Many of you know that antibacterial resistance poses a threat to achieving the Sustainable Development Goals and particularly the target to reduce mortality in children under-fives. Recognizing the role serious bacterial infections play in the deaths of children from drug-resistant infections, we are generating data to update treatment guidelines for this vulnerable population, as well as develop treatments. To this end, it was wonderful to welcome, along with our partners St George’s and the PENTA Foundation, over 80 researchers from 11 countries to New Delhi to kick-off our observational study for newborns with sepsis in July. We’ve also commissioned a global review on the sales of oral antibiotics for children, which found that consumption varies widely with little correlation between countries’ wealth and the types of antibiotics.
However, developing treatments in isolation of stewardship, access, and surveillance jeopardizes the significant investment required for R&D. This is why, in collaboration with PLOS, we launched the AMR channel during the World Health Assembly in May – to encourage the AMR research community to adopt an integrated, multidisciplinary, and collaborative approach to research, and in doing so address the complexity of antimicrobial resistance.
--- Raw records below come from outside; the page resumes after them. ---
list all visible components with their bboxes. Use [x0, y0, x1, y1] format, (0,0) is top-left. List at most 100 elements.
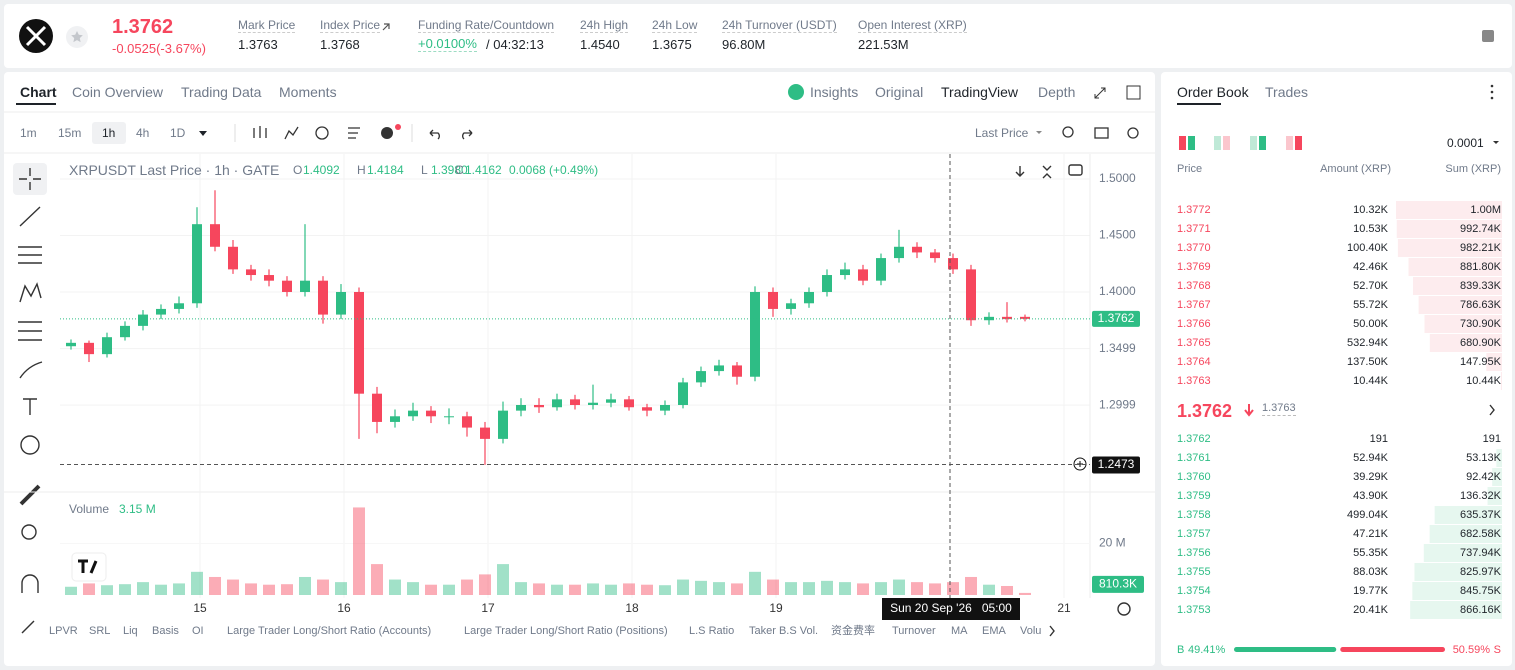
fib-tool[interactable]: [18, 246, 42, 264]
settings-icon[interactable]: [1482, 30, 1494, 42]
book-price[interactable]: 1.3758: [1177, 509, 1211, 521]
book-price[interactable]: 1.3754: [1177, 585, 1211, 597]
arrow-icon[interactable]: [1015, 166, 1025, 177]
book-price[interactable]: 1.3767: [1177, 299, 1211, 311]
chart-tab[interactable]: Trading Data: [181, 84, 262, 100]
candle-body: [138, 314, 148, 326]
pattern-tool[interactable]: [19, 282, 42, 303]
zoom-tool[interactable]: [21, 524, 37, 540]
book-price[interactable]: 1.3755: [1177, 566, 1211, 578]
view-tab[interactable]: Insights: [810, 84, 859, 100]
book-price[interactable]: 1.3766: [1177, 318, 1211, 330]
redo-icon[interactable]: [462, 129, 473, 140]
emoji-tool[interactable]: [20, 435, 40, 455]
book-price[interactable]: 1.3768: [1177, 280, 1211, 292]
chart-tab[interactable]: Coin Overview: [72, 84, 164, 100]
column-header: Sum (XRP): [1445, 163, 1501, 175]
book-price[interactable]: 1.3762: [1177, 433, 1211, 445]
interval[interactable]: 1D: [170, 126, 186, 140]
indicator-tab[interactable]: SRL: [89, 625, 111, 637]
indicator-tab[interactable]: MA: [951, 625, 968, 637]
candle-icon[interactable]: [253, 126, 267, 138]
settings-icon[interactable]: [1117, 602, 1131, 616]
insights-icon[interactable]: [788, 84, 804, 100]
interval[interactable]: 4h: [136, 126, 150, 140]
icon[interactable]: [1214, 136, 1221, 150]
projection-tool[interactable]: [18, 321, 42, 341]
y-tick-label: 1.5000: [1099, 171, 1136, 185]
book-price[interactable]: 1.3770: [1177, 242, 1211, 254]
icon[interactable]: [1250, 136, 1257, 150]
x-tick-label: 17: [481, 601, 495, 615]
line-tool[interactable]: [19, 206, 41, 227]
collapse-icon[interactable]: [1042, 165, 1052, 179]
indicator-tab[interactable]: EMA: [982, 625, 1006, 637]
template-icon[interactable]: [348, 127, 360, 139]
view-tab[interactable]: TradingView: [941, 84, 1019, 100]
undo-icon[interactable]: [429, 129, 440, 140]
menu-dot[interactable]: [1490, 84, 1494, 88]
expand-arrow[interactable]: [1489, 404, 1495, 416]
indicator-tab[interactable]: LPVR: [49, 625, 78, 637]
book-price[interactable]: 1.3769: [1177, 261, 1211, 273]
menu-dot[interactable]: [1490, 90, 1494, 94]
add-icon[interactable]: [381, 127, 393, 139]
ruler-tool[interactable]: [19, 484, 41, 506]
indicator-tab[interactable]: OI: [192, 625, 204, 637]
book-price[interactable]: 1.3760: [1177, 471, 1211, 483]
book-price[interactable]: 1.3757: [1177, 528, 1211, 540]
chart-tab[interactable]: Chart: [20, 84, 57, 100]
book-price[interactable]: 1.3759: [1177, 490, 1211, 502]
book-price[interactable]: 1.3764: [1177, 356, 1211, 368]
indicator-tab[interactable]: L.S Ratio: [689, 625, 735, 637]
depth-bar: [1486, 353, 1502, 371]
text-tool[interactable]: [23, 398, 37, 415]
book-tab[interactable]: Trades: [1265, 84, 1309, 100]
window-icon[interactable]: [1126, 85, 1141, 100]
book-price[interactable]: 1.3756: [1177, 547, 1211, 559]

Our endeavours to champion a new generation of antimicrobial researchers have gone from strength to strength this year. By connecting the R&D community via REVIVE, we’ve reached some 1000 researchers from around the world with our first four webinars. In the second of REVIVE’s blog published today, our guest author looks at recently approved antibiotics by the FDA and asks if they are making a difference to the challenge posed by antimicrobial resistance.
It goes without saying that none of this would have been possible without the support and engagement of our donors, partners, and our team. I’m delighted that all the commitments made at GARDP’s first pledging event have been realized. For this I am grateful to all our donors and I look forward to growing our collaboration and engagement in the years to come.
Finally, I am grateful for our unique World Health Organization (WHO) and Drugs for Neglected Diseases initiative (DNDi) parentage which bring additional expertise and capacity to our initiative. As our incubation period, hosted by DNDi, comes to an end, we acknowledge the R&D expertise and infrastructure of DNDithat we’ve been able to capitalize on over the last two and a half years.
Overcoming antimicrobial resistance is key to achieving universal health coverage and meeting the sustainable development goals. Action is required across all sectors and society if we are to succeed. We look forward to partnering with you on this endeavour in 2019.